Seth Rogen and Barbra Streisand star in Anne Fletcher's "The Guilt Trip"The product of two negative integers is a positive one, but the product of two cliché film premises is not an original one, as proven by “The Guilt Trip,” a relentlessly uninspired pairing of the road-trip movie and the mother-son bonding movie. When even the smartly cast Barbra Streisand and Seth Rogen–the quintessential Jewish mom and neurotic adult offspring–aren’t good for laughs, you know the material is lacking.

Rogen’s Andy is a brilliant but marketing-challenged inventor of a revolutionary all-natural cleaning product that he’s traveling from coast-to-coast to present to retailers. He brings along Streisand’s widowed Joyce, who’s constantly sticking her nose in his personal life, to conduct a surprise reunion with her old flame from San Francisco at the end of the trip, in the hope that she’ll leave him alone if she finds a boyfriend.
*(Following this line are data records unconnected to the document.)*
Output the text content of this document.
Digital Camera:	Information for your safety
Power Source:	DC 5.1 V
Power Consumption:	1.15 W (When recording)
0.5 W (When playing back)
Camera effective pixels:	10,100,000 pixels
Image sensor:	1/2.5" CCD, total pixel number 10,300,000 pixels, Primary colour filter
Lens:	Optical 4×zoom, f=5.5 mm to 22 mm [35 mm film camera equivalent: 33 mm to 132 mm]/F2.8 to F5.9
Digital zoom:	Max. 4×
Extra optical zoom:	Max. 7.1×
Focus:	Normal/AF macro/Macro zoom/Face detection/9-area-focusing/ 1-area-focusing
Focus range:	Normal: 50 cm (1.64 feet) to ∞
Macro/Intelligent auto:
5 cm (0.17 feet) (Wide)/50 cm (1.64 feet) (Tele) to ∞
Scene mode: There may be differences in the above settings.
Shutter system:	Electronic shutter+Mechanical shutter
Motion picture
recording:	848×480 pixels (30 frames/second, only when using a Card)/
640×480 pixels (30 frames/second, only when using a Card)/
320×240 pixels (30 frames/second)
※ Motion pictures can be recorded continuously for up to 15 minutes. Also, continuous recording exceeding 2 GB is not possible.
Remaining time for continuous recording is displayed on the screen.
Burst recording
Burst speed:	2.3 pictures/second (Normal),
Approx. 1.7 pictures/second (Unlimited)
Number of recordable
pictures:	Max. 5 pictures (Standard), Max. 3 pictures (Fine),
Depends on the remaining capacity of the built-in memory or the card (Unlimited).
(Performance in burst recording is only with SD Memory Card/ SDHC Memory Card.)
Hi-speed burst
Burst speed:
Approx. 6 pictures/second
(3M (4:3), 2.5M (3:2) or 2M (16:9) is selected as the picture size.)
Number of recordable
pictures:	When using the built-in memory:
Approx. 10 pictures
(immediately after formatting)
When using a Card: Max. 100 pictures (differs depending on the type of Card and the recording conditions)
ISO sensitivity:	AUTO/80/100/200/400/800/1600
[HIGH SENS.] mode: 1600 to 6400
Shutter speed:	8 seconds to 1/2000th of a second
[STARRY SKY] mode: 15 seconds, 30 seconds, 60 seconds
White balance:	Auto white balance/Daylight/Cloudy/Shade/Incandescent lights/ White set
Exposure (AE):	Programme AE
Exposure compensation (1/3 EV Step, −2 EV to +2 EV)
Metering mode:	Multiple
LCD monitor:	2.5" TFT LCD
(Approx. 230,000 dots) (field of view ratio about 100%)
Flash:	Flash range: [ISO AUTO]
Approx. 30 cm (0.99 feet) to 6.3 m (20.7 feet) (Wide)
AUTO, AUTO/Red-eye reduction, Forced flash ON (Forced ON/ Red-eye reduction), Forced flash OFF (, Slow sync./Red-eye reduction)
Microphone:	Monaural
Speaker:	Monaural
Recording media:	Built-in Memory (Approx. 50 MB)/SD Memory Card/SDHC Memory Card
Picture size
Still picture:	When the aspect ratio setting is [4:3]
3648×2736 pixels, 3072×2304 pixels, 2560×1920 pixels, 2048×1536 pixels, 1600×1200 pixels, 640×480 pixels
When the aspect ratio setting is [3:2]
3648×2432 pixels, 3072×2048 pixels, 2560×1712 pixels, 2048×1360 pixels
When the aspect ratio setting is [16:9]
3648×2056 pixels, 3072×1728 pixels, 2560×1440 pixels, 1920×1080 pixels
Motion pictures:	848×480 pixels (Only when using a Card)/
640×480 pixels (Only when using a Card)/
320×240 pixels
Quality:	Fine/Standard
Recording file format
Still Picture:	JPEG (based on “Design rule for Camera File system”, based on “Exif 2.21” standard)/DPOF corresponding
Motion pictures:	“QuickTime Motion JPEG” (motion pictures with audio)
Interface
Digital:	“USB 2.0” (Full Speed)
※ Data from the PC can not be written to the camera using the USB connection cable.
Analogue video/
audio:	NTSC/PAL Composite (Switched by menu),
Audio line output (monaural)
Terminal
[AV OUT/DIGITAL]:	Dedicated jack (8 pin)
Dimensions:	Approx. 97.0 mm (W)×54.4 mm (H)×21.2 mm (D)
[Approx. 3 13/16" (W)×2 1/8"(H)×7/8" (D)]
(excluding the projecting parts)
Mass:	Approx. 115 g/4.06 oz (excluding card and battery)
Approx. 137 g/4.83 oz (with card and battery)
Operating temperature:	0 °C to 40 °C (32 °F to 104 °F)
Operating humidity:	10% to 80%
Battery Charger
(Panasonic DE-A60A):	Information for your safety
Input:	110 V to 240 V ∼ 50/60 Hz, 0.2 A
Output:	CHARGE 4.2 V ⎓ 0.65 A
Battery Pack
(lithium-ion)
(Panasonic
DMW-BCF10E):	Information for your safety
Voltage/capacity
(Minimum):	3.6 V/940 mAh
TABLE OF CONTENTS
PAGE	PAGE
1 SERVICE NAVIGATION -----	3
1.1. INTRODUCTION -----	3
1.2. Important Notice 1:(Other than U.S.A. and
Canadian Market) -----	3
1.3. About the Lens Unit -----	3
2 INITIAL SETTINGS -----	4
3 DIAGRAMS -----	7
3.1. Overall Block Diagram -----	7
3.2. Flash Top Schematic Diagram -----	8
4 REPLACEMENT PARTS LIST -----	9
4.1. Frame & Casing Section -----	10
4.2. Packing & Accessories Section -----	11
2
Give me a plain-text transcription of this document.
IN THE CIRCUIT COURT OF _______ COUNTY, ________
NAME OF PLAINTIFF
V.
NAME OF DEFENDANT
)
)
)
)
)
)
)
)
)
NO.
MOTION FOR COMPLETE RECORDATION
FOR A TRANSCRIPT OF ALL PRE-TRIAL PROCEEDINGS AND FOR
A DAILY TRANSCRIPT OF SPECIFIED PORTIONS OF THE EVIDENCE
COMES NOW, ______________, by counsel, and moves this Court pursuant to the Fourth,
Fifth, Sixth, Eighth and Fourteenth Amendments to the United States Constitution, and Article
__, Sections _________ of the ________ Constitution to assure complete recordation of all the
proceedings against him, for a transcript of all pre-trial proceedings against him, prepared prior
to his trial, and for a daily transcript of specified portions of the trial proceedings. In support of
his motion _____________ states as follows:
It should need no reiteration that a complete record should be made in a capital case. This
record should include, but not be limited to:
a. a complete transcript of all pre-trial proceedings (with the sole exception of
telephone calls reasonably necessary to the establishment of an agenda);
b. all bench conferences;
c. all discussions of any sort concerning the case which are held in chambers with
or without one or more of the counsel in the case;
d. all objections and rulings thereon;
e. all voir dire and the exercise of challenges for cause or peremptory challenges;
You can connect the dots: they bond along the way and Andy learns to appreciate Mom again.

The predictable nature of the narrative would have been forgivable had the dialogue between Andy and Joyce been humorous and/or perceptive about familial relationships. But that’s beyond screenwriter Dan Fogelman’s capabilities. “The Guilt Trip” feels like the result of Fogelman seeing Albert Brooks’ “Mother” late one night on HBO and deciding to cobble together the most generic, lowest-common denominator rip-off he could think of. The rapport between the two characters is strictly boilerplate; a week after seeing the film, the only joke I can recall without consulting my notes is one that pokes fun of older women’s love of Peanut M&Ms, a bit that may very well have been written by the PR team at the Mars Candy Company and not Fogelman.

In fact, the majority of the laughs in “The Guilt Trip” come from the scenes intended to be serious, like one in which Joyce agrees to an eating challenge at a roadside dining establishment, wolfing down a porterhouse the size of a cat, only to have a dashing cowboy (Brett Cullen) ask for her phone number because he “like[s] a woman who can eat.” Once again, I am left to assume that writer Fogelman’s inspiration was something on late night cable (Food Network and County Music Television are next to one another on my dial), likely watched while imbibing. The concluding sequence in which Andy and Joyce show up at her old flame’s house is likewise embarrassingly funny in its superficial attempts at pathos, as well as its puzzling use of reasonably big names (Adam Scott and Ari Graynor) for thankless bit parts.

Director Anne Fletcher has had modest success with mass-appeal fluff in the past, largely due to her ability to mine the charisma of her leading actors. She isn’t able repeat that directorial strategy here, bound to Fogelman’s lifeless script. Whereas the romance in Fletcher’s “27 Dresses” and the dancing in her “Step Up” gave Katherine Heigl, James Marsden, Channing Tatum, and Jena Dewan stuff to be charismatic at, Streisand and Rogen are simply left to rot in a rental car together in “The Guilt Trip.” The one inadequacy that a comedy can’t overcome is not being funny.